According to competition commissioner Joaquin Almunia, "The new rules - one of the most important pieces of the state aid modernisation strategy - will support member states in their efforts to achieve the EU's ambitious energy and climate objectives in 2020 and to ensure a high level of environmental protection."
However, Greens/EFA co-president Rebecca Harms disagreed, saying, "EU energy policy is being driven by those who want to preserve fossil fuels and nuclear power at the expense of the badly-needed transition to a sustainable energy system."
She criticised the commission for giving in to "pressure from Germany", saying, that it had "further weakened its plans to ensure that energy-intensive industries will continue to be let off the hook from contributing to the expansion of renewable energy."
"This disappointing and cowardly plan will mean that private consumers and smaller businesses will be left carrying the can for this energy transition in the short run, from which energy-intensive firms will profit in the future through lower energy market prices," the German deputy argued.
"EU energy policy is being driven by those who want to preserve fossil fuels and nuclear power at the expense of the badly-needed transition to a sustainable energy system" Rebecca Harms MEP
"At the same time, the commission's plans would hit smaller-scale renewable energy projects by scaling-back support schemes.
"This will undermine the public support for renewable energy, which has been facilitated by decentralised renewable projects in which local communities benefit directly," she explained.
Greens group energy policy spokesman Claude Turmes also had some strong words to share on the matter, saying "This is a black day for the European commission's competition directorate.
"This review should have contributed to stopping unfair dumping practices for big, polluting industries under a German government scheme but it has ended in a decision to exonerate the entire European energy-intensive industry from the substantial costs of retasking the EU's creaking power system over the next two decades.
"Despite consuming up to 35 per cent of electricity, these sectors will get a free ride, with private consumers and small businesses left to foot the bill of the energy transition," the Luxembourgish policymaker complained.
"Together with their allies from the German, French and UK governments, commissioners Barroso, Oettinger and Almunia are totally turning the commission's competition competence on its head by allowing aid to energy-intensive industries without any contribution in return."
"Instead of ensuring 'polluters pay', this new approach will ensure those that pollute the most are rewarded," he added.
Further criticism came from environmental NGO's, with Climate action Europe's Daniel Fraile, saying, "One of the main concerns of citizens and NGOs is that support for renewable energy producers will now be allocated through a tendering procedure, which creates unfair conditions for smaller producers that are unable to engage in long administrative processes with high investment uncertainty."
"This lopsided new regime does not create the right conditions for the EU to support small business enterprises and private investors in Europe or, importantly, exploit the EU's vast potential as a world leader in renewable energy," concluded the energy policy officer.
Meanwhile, the response from industry wasn't overly positive either, as Alexandre Roesch, of the European photovoltaic industry association also criticised the proposed tendering scheme, saying that it "inevitably comes along with risks and transaction costs.
"Cooperatives and community projects, for instance, will now be forced to place their bids in a scheme much more suited to the largest energy players."
"We appreciate the aim of the guidelines that the energy intensive industry, such as steel industry should be protected from artificial increase in electricity prices due to support offered to preferred energy generation technologies" Eurofer director general Gordon Moffat
"To drive a better market integration of renewables forward, the commission should rather focus on removing existing barriers on the market, instead of forcing renewables into a market which is simply not fit for them," suggested Roesch.
Eurofer director general Gordon Moffat also waded in, saying "We appreciate the aim of the guidelines that the energy intensive industry, such as steel industry should be protected from artificial increase in electricity prices due to support offered to preferred energy generation technologies.
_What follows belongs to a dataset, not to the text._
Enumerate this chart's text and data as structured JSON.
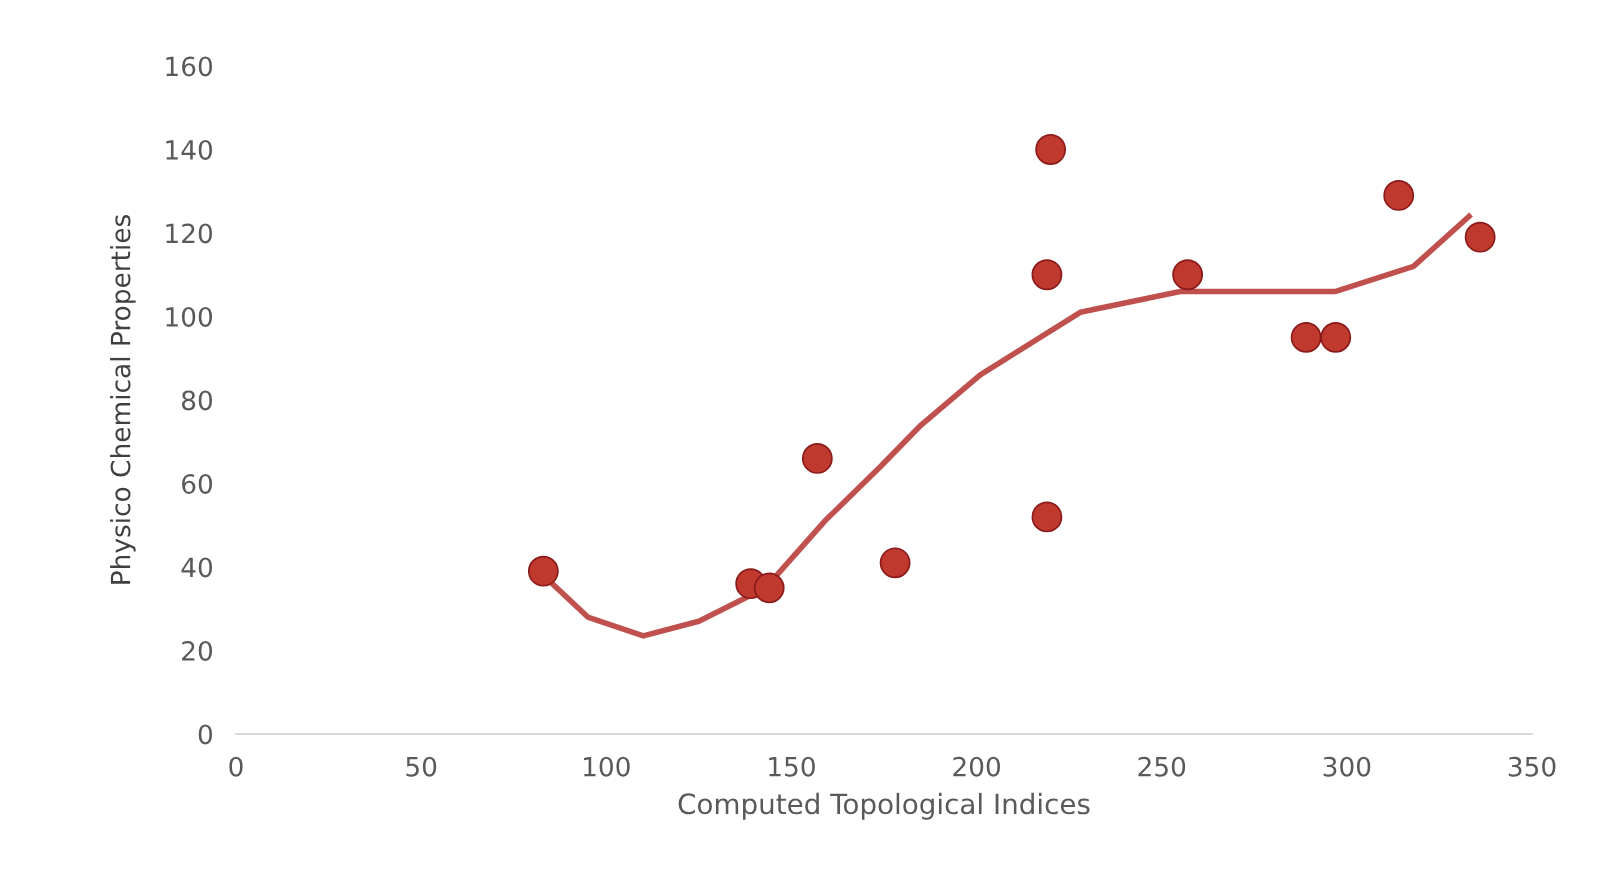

However, he explained, "The 15 per cent minimum contribution to national renewables subsidies will still lead to a further substantial increase in energy costs for many energy intensive companies in the EU, costs which competitors do not have to bear".
"The problem is not the exemptions for industry but the subsidies themselves. Industrial electricity prices are already today higher than in most other countries on the globe and twice as high as in the US.
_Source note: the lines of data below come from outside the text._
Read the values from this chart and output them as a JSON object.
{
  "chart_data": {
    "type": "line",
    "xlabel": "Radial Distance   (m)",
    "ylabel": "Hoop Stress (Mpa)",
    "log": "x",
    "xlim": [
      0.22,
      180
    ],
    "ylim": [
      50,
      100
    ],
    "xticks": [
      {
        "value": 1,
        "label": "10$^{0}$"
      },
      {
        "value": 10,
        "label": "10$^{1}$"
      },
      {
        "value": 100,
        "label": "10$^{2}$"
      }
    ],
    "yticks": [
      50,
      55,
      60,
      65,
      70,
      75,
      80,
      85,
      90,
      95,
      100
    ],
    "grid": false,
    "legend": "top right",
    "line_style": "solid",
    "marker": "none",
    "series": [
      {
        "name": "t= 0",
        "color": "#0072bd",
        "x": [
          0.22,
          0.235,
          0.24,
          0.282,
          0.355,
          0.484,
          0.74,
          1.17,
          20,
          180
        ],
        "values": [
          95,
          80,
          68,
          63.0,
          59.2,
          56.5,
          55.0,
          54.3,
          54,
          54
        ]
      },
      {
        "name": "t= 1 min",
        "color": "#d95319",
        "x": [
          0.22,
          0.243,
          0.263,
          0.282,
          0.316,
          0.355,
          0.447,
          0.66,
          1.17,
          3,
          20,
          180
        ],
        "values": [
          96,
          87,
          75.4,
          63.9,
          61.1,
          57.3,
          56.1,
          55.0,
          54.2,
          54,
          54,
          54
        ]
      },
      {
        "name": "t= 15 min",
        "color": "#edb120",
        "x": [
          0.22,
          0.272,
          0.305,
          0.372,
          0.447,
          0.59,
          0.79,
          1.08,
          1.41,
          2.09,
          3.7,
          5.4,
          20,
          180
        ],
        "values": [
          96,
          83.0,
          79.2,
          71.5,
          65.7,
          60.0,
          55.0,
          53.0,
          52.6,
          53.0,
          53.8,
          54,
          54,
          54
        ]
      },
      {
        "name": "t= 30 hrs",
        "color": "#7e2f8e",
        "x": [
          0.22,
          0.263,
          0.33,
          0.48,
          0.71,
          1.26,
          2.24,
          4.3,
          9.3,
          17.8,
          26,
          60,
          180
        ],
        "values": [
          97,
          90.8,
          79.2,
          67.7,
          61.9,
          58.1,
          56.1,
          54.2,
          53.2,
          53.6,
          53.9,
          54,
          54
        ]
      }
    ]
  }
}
"We cannot operate an industry that is producing globally traded products such as steel where you have differentials in cost that are so horrendous," he argued.
"Green policies have had the greatest impact on energy prices, especially subsidies for renewables, which have completely de-stabilised the energy markets in Europe," criticised Moffat.
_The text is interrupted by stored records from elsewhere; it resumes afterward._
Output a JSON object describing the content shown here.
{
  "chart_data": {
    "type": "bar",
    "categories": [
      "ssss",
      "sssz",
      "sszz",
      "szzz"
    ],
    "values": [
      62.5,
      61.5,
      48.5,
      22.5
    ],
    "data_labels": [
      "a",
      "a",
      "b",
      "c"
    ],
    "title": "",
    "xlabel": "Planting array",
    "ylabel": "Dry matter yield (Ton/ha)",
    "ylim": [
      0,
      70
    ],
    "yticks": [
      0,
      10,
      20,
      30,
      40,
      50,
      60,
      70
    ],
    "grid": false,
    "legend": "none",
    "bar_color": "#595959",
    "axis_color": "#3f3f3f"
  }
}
"We welcome the positive attitude from the commission towards lowering the cap of the minimum payment to finance renewable energy sources" Eurometaux president Oliver Bell
But Oliver Bell, president of Eurometaux, said, "We welcome the positive attitude from the commission towards lowering the cap of the minimum payment to finance renewable energy sources.
While the organisation's director general, Guy Thiran, continued, "Our industry continues to support ambitious climate and energy policies provided that they are accompanied by effective and long-term compensation measures for related electricity and CO2 cost increases, also post 2020, in the absence of a global-level playing field.
"This is a precondition for new investments in our industry, delivering innovative low carbon products and solutions, contributing towards the transitions to modern society," he said.